House se marcha. Un instante después oigo la llave y entra de nuevo. Falsa alarma, no hay traqueo. Uno se acostumbra a esos cambios de opinión de los intensivistas, así como a que no avisen con antelación, ¿qué es eso? o a que el quirófano esté ocupado y no se pueda hacer la cirugía. ¿Qué tal vas? pregunta según deja el abrigo. Igual, le digo. ¿Con qué contamos? me consulta. Tendremos que improvisar. Reviso el maletín de instrumental y regreso a la cocina con una jeringa de extracción de tapones de oído. Es mucho más grande y quizá funcione. Parece que va mejor, el agua entra, pero no, pronto comprobamos que solo era apariencia.
El plan es canalizar, pero ¿con qué? La guía de fontanero que compramos hace años no sirve, es demasiado gruesa. Un clip es corto. Los alambres de las brochetas también. La pinza de extracción de cuerpos extraños tampoco sirve. Tenemos un alambre fino, pero se dobla. Probamos con otro más firme que recuerdo haber visto en la caja de herramientas y que no aparece ahora que se necesita. Lo encuentra House en el rincón de al lado de la caja (junto a una pila de cosas que un día, cuando las desempolvemos, descubriremos qué son y para qué sirven, seguramente para un uso algo diferente al plan de su creador). El nuevo alambre es demasiado rígido, no pasa. Descartamos la caja de herramientas. Necesitaríamos un fiador similar al de las sondas nasogástricas.
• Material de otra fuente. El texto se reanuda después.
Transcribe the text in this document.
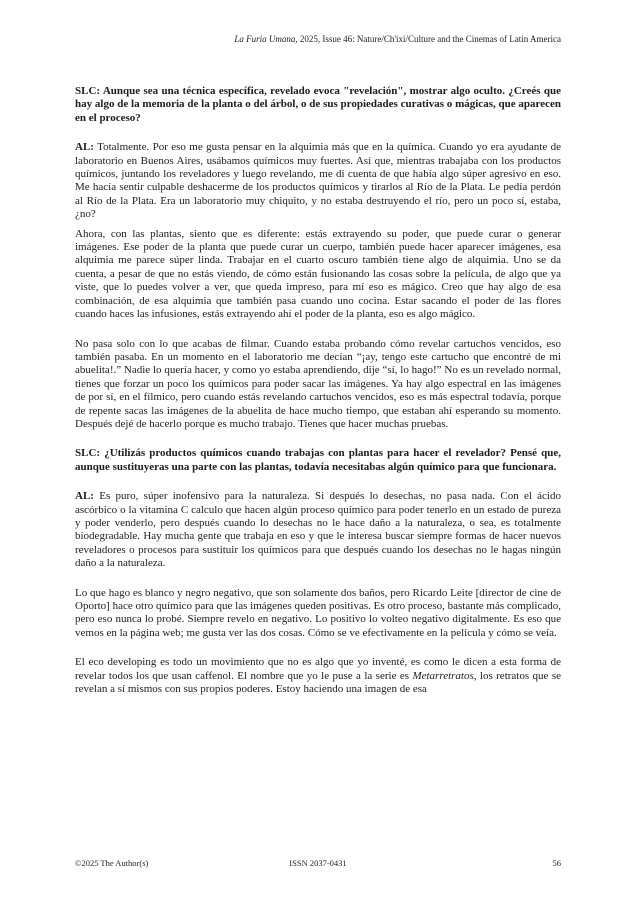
La Furia Umana, 2025, Issue 46: Nature/Ch'ixi/Culture and the Cinemas of Latin America

SLC: Aunque sea una técnica específica, revelado evoca "revelación", mostrar algo oculto. ¿Creés que hay algo de la memoria de la planta o del árbol, o de sus propiedades curativas o mágicas, que aparecen en el proceso?

AL: Totalmente. Por eso me gusta pensar en la alquimia más que en la química. Cuando yo era ayudante de laboratorio en Buenos Aires, usábamos químicos muy fuertes. Así que, mientras trabajaba con los productos químicos, juntando los reveladores y luego revelando, me di cuenta de que había algo súper agresivo en eso. Me hacía sentir culpable deshacerme de los productos químicos y tirarlos al Río de la Plata. Le pedía perdón al Río de la Plata. Era un laboratorio muy chiquito, y no estaba destruyendo el río, pero un poco sí, estaba, ¿no?

Ahora, con las plantas, siento que es diferente: estás extrayendo su poder, que puede curar o generar imágenes. Ese poder de la planta que puede curar un cuerpo, también puede hacer aparecer imágenes, esa alquimia me parece súper linda. Trabajar en el cuarto oscuro también tiene algo de alquimia. Uno se da cuenta, a pesar de que no estás viendo, de cómo están fusionando las cosas sobre la película, de algo que ya viste, que lo puedes volver a ver, que queda impreso, para mí eso es mágico. Creo que hay algo de esa combinación, de esa alquimia que también pasa cuando uno cocina. Estar sacando el poder de las flores cuando haces las infusiones, estás extrayendo ahí el poder de la planta, eso es algo mágico.

No pasa solo con lo que acabas de filmar. Cuando estaba probando cómo revelar cartuchos vencidos, eso también pasaba. En un momento en el laboratorio me decían “¡ay, tengo este cartucho que encontré de mi abuelita!.” Nadie lo quería hacer, y como yo estaba aprendiendo, dije “sí, lo hago!” No es un revelado normal, tienes que forzar un poco los químicos para poder sacar las imágenes. Ya hay algo espectral en las imágenes de por sí, en el fílmico, pero cuando estás revelando cartuchos vencidos, eso es más espectral todavía, porque de repente sacas las imágenes de la abuelita de hace mucho tiempo, que estaban ahí esperando su momento. Después dejé de hacerlo porque es mucho trabajo. Tienes que hacer muchas pruebas.

SLC: ¿Utilizás productos químicos cuando trabajas con plantas para hacer el revelador? Pensé que, aunque sustituyeras una parte con las plantas, todavía necesitabas algún químico para que funcionara.

AL: Es puro, súper inofensivo para la naturaleza. Si después lo desechas, no pasa nada. Con el ácido ascórbico o la vitamina C calculo que hacen algún proceso químico para poder tenerlo en un estado de pureza y poder venderlo, pero después cuando lo desechas no le hace daño a la naturaleza, o sea, es totalmente biodegradable. Hay mucha gente que trabaja en eso y que le interesa buscar siempre formas de hacer nuevos reveladores o procesos para sustituir los químicos para que después cuando los desechas no le hagas ningún daño a la naturaleza.

Lo que hago es blanco y negro negativo, que son solamente dos baños, pero Ricardo Leite [director de cine de Oporto] hace otro químico para que las imágenes queden positivas. Es otro proceso, bastante más complicado, pero eso nunca lo probé. Siempre revelo en negativo. Lo positivo lo volteo negativo digitalmente. Es eso que vemos en la página web; me gusta ver las dos cosas. Cómo se ve efectivamente en la película y cómo se veía.

El eco developing es todo un movimiento que no es algo que yo inventé, es como le dicen a esta forma de revelar todos los que usan caffenol. El nombre que yo le puse a la serie es Metarretratos, los retratos que se revelan a sí mismos con sus propios poderes. Estoy haciendo una imagen de esa

©2025 The Author(s)	ISSN 2037-0431	56
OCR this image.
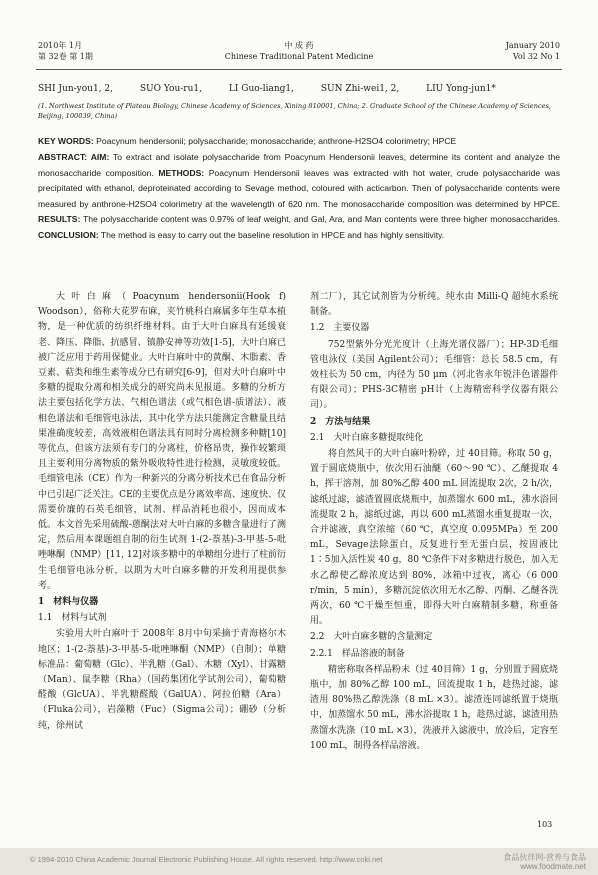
2010年 1月
第 32卷 第 1期
中 成 药
Chinese Traditional Patent Medicine
January 2010
Vol 32 No 1
SHI Jun-you1, 2,	SUO You-ru1,	LI Guo-liang1,	SUN Zhi-wei1, 2,	LIU Yong-jun1*
(1. Northwest Institute of Plateau Biology, Chinese Academy of Sciences, Xining 810001, China; 2. Graduate School of the Chinese Academy of Sciences, Beijing, 100039, China)
KEY WORDS: Poacynum hendersonii; polysaccharide; monosaccharide; anthrone-H2SO4 colorimetry; HPCE
ABSTRACT: AIM: To extract and isolate polysaccharide from Poacynum Hendersonii leaves, determine its content and analyze the monosaccharide composition. METHODS: Poacynum Hendersonii leaves was extracted with hot water, crude polysaccharide was precipitated with ethanol, deproteinated according to Sevage method, coloured with acticarbon. Then of polysaccharide contents were measured by anthrone-H2SO4 colorimetry at the wavelength of 620 nm. The monosaccharide composition was determined by HPCE. RESULTS: The polysaccharide content was 0.97% of leaf weight, and Gal, Ara, and Man contents were three higher monosaccharides. CONCLUSION: The method is easy to carry out the baseline resolution in HPCE and has highly sensitivity.

大叶白麻（Poacynum hendersonii(Hook f) Woodson），俗称大花罗布麻，夹竹桃科白麻属多年生草本植物，是一种优质的纺织纤维材料。由于大叶白麻具有延缓衰老、降压、降脂、抗感冒、镇静安神等功效[1-5]，大叶白麻已被广泛应用于药用保健业。大叶白麻叶中的黄酮、木脂素、香豆素、萜类和维生素等成分已有研究[6-9]，但对大叶白麻叶中多糖的提取分离和相关成分的研究尚未见报道。多糖的分析方法主要包括化学方法、气相色谱法（或气相色谱-质谱法）、液相色谱法和毛细管电泳法，其中化学方法只能测定含糖量且结果准确度较差，高效液相色谱法具有同时分离检测多种糖[10]等优点，但该方法须有专门的分离柱，价格昂贵，操作较繁琐且主要利用分离物质的紫外吸收特性进行检测，灵敏度较低。毛细管电泳（CE）作为一种新兴的分离分析技术已在食品分析中已引起广泛关注。CE的主要优点是分离效率高、速度快、仅需要价廉的石英毛细管，试剂、样品消耗也很小，因而成本低。本文首先采用硫酸-蒽酮法对大叶白麻的多糖含量进行了测定，然后用本课题组自制的衍生试剂 1-(2-萘基)-3-甲基-5-吡唑啉酮（NMP）[11, 12]对该多糖中的单糖组分进行了柱前衍生毛细管电泳分析，以期为大叶白麻多糖的开发利用提供参考。

1　材料与仪器

1.1　材料与试剂

实验用大叶白麻叶于 2008年 8月中旬采摘于青海格尔木地区；1-(2-萘基)-3-甲基-5-吡唑啉酮（NMP）（自制）；单糖标准品：葡萄糖（Glc）、半乳糖（Gal）、木糖（Xyl）、甘露糖（Man）、鼠李糖（Rha）（国药集团化学试剂公司），葡萄糖醛酸（GlcUA）、半乳糖醛酸（GalUA）、阿拉伯糖（Ara）（Fluka公司），岩藻糖（Fuc）（Sigma公司）；硼砂（分析纯，徐州试

剂二厂），其它试剂皆为分析纯。纯水由 Milli-Q 超纯水系统制备。

1.2　主要仪器

752型紫外分光光度计（上海光谱仪器厂）；HP-3D毛细管电泳仪（美国 Agilent公司）；毛细管：总长 58.5 cm，有效柱长为 50 cm，内径为 50 μm（河北省永年锐沣色谱器件有限公司）；PHS-3C精密 pH计（上海精密科学仪器有限公司）。

2　方法与结果

2.1　大叶白麻多糖提取纯化

将自然风干的大叶白麻叶粉碎，过 40目筛。称取 50 g，置于圆底烧瓶中，依次用石油醚（60～90 ℃）、乙醚提取 4 h，挥干溶剂，加 80%乙醇 400 mL 回流提取 2次，2 h/次，滤纸过滤，滤渣置圆底烧瓶中，加蒸馏水 600 mL，沸水浴回流提取 2 h，滤纸过滤，再以 600 mL蒸馏水重复提取一次，合并滤液，真空浓缩（60 ℃，真空度 0.095MPa）至 200 mL，Sevage法除蛋白，反复进行至无蛋白层，按固液比 1∶5加入活性炭 40 g，80 ℃条件下对多糖进行脱色，加入无水乙醇使乙醇浓度达到 80%，冰箱中过夜，离心（6 000 r/min，5 min），多糖沉淀依次用无水乙醇、丙酮、乙醚各洗两次，60 ℃干燥至恒重，即得大叶白麻精制多糖，称重备用。

2.2　大叶白麻多糖的含量测定

2.2.1　样品溶液的制备

精密称取各样品粉末（过 40目筛）1 g，分别置于圆底烧瓶中，加 80%乙醇 100 mL，回流提取 1 h，趁热过滤，滤渣用 80%热乙醇洗涤（8 mL ×3）。滤渣连同滤纸置于烧瓶中，加蒸馏水 50 mL，沸水浴提取 1 h，趁热过滤，滤渣用热蒸馏水洗涤（10 mL ×3），洗液并入滤液中，放冷后，定容至 100 mL，制得各样品溶液。

103
© 1994-2010 China Academic Journal Electronic Publishing House. All rights reserved. http://www.cnki.net	食品伙伴网-营养与食品
www.foodmate.net
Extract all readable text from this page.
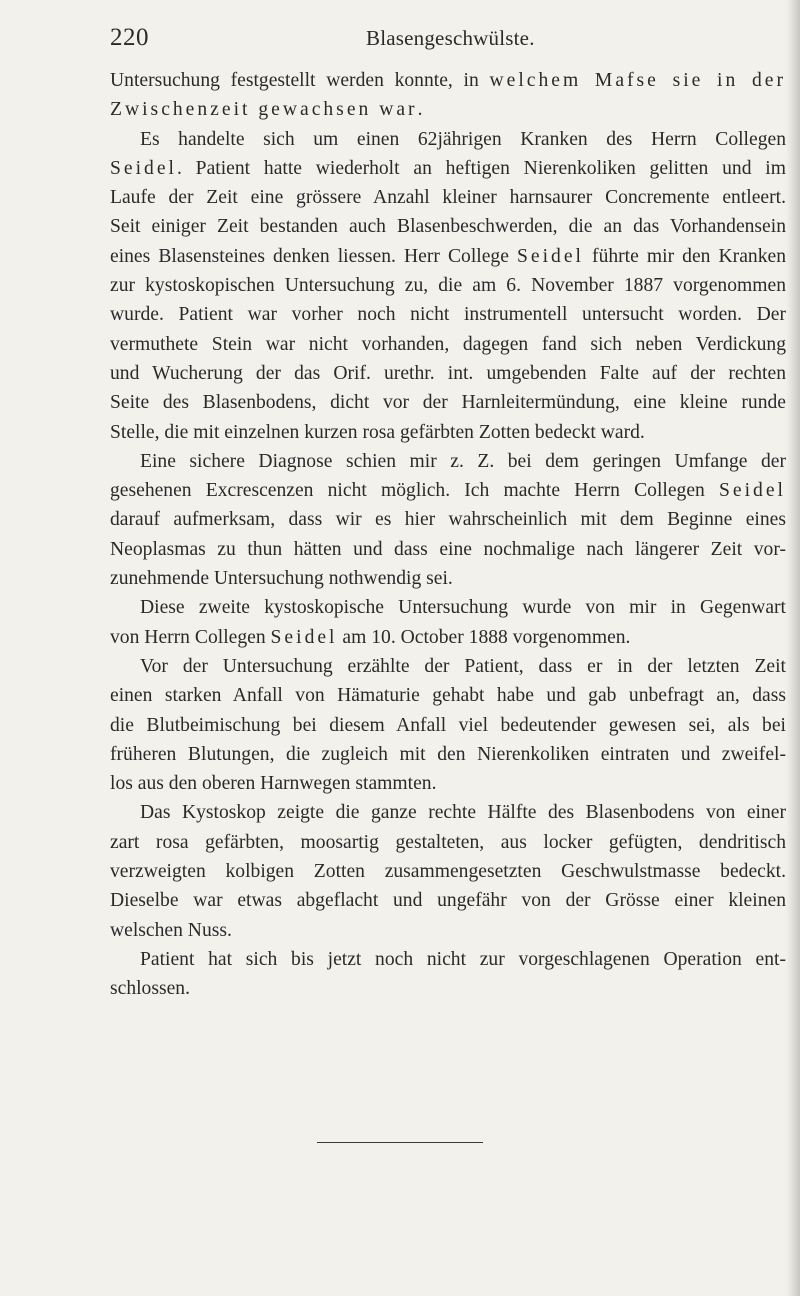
220	Blasengeschwülste.
Untersuchung festgestellt werden konnte, in welchem Mafse sie in der
Zwischenzeit gewachsen war.
Es handelte sich um einen 62jährigen Kranken des Herrn Collegen
Seidel. Patient hatte wiederholt an heftigen Nierenkoliken gelitten und im
Laufe der Zeit eine grössere Anzahl kleiner harnsaurer Concremente entleert.
Seit einiger Zeit bestanden auch Blasenbeschwerden, die an das Vorhandensein
eines Blasensteines denken liessen. Herr College Seidel führte mir den Kranken
zur kystoskopischen Untersuchung zu, die am 6. November 1887 vorgenommen
wurde. Patient war vorher noch nicht instrumentell untersucht worden. Der
vermuthete Stein war nicht vorhanden, dagegen fand sich neben Verdickung
und Wucherung der das Orif. urethr. int. umgebenden Falte auf der rechten
Seite des Blasenbodens, dicht vor der Harnleitermündung, eine kleine runde
Stelle, die mit einzelnen kurzen rosa gefärbten Zotten bedeckt ward.
Eine sichere Diagnose schien mir z. Z. bei dem geringen Umfange der
gesehenen Excrescenzen nicht möglich. Ich machte Herrn Collegen Seidel
darauf aufmerksam, dass wir es hier wahrscheinlich mit dem Beginne eines
Neoplasmas zu thun hätten und dass eine nochmalige nach längerer Zeit vor-
zunehmende Untersuchung nothwendig sei.
Diese zweite kystoskopische Untersuchung wurde von mir in Gegenwart
von Herrn Collegen Seidel am 10. October 1888 vorgenommen.
Vor der Untersuchung erzählte der Patient, dass er in der letzten Zeit
einen starken Anfall von Hämaturie gehabt habe und gab unbefragt an, dass
die Blutbeimischung bei diesem Anfall viel bedeutender gewesen sei, als bei
früheren Blutungen, die zugleich mit den Nierenkoliken eintraten und zweifel-
los aus den oberen Harnwegen stammten.
Das Kystoskop zeigte die ganze rechte Hälfte des Blasenbodens von einer
zart rosa gefärbten, moosartig gestalteten, aus locker gefügten, dendritisch
verzweigten kolbigen Zotten zusammengesetzten Geschwulstmasse bedeckt.
Dieselbe war etwas abgeflacht und ungefähr von der Grösse einer kleinen
welschen Nuss.
Patient hat sich bis jetzt noch nicht zur vorgeschlagenen Operation ent-
schlossen.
¡Una cuerda de guitarra! exclama House. Buena idea. Un pequeño tope y entra, es casi igual que un fiador. Avanza sin problemas. Repetimos la operación antes de probar de nuevo con el agua y la jeringa. Por desgracia el agua no pasa tan bien como la cuerda. ¿Una más gruesa? Nuevo intento. La nueva cuerda es también algo más larga y llega más lejos, un par de centímetros pero suficiente. El agua empieza a fluir al inyectarla, sin embargo aún no estamos contentos. House revisa su arsenal. Sí, tiene más cuerdas, escoge la siguiente en tamaño. La pasa y el agua drena. Probamos con unos jeringazos. ¿No tienes otra cosa que cubra mejor el hueco que la aguja? se escapa por los bordes. Miro en el maletín, me inclino por un aspirador de oído, no demasiado fino, que se conecta a la jeringa. Es más largo y grueso que la aguja. Probamos. Perfecto, obstrucción resuelta.
Queda revisar el material: cuerdas de guitarra, jeringas, agujas, pinzas, aspirador de oído. La pobre nevera no sabía que no iba a vérselas con un fontanero sino con dos cirujanos prestos a presentar batalla y uno de ellos ¡guitarrista!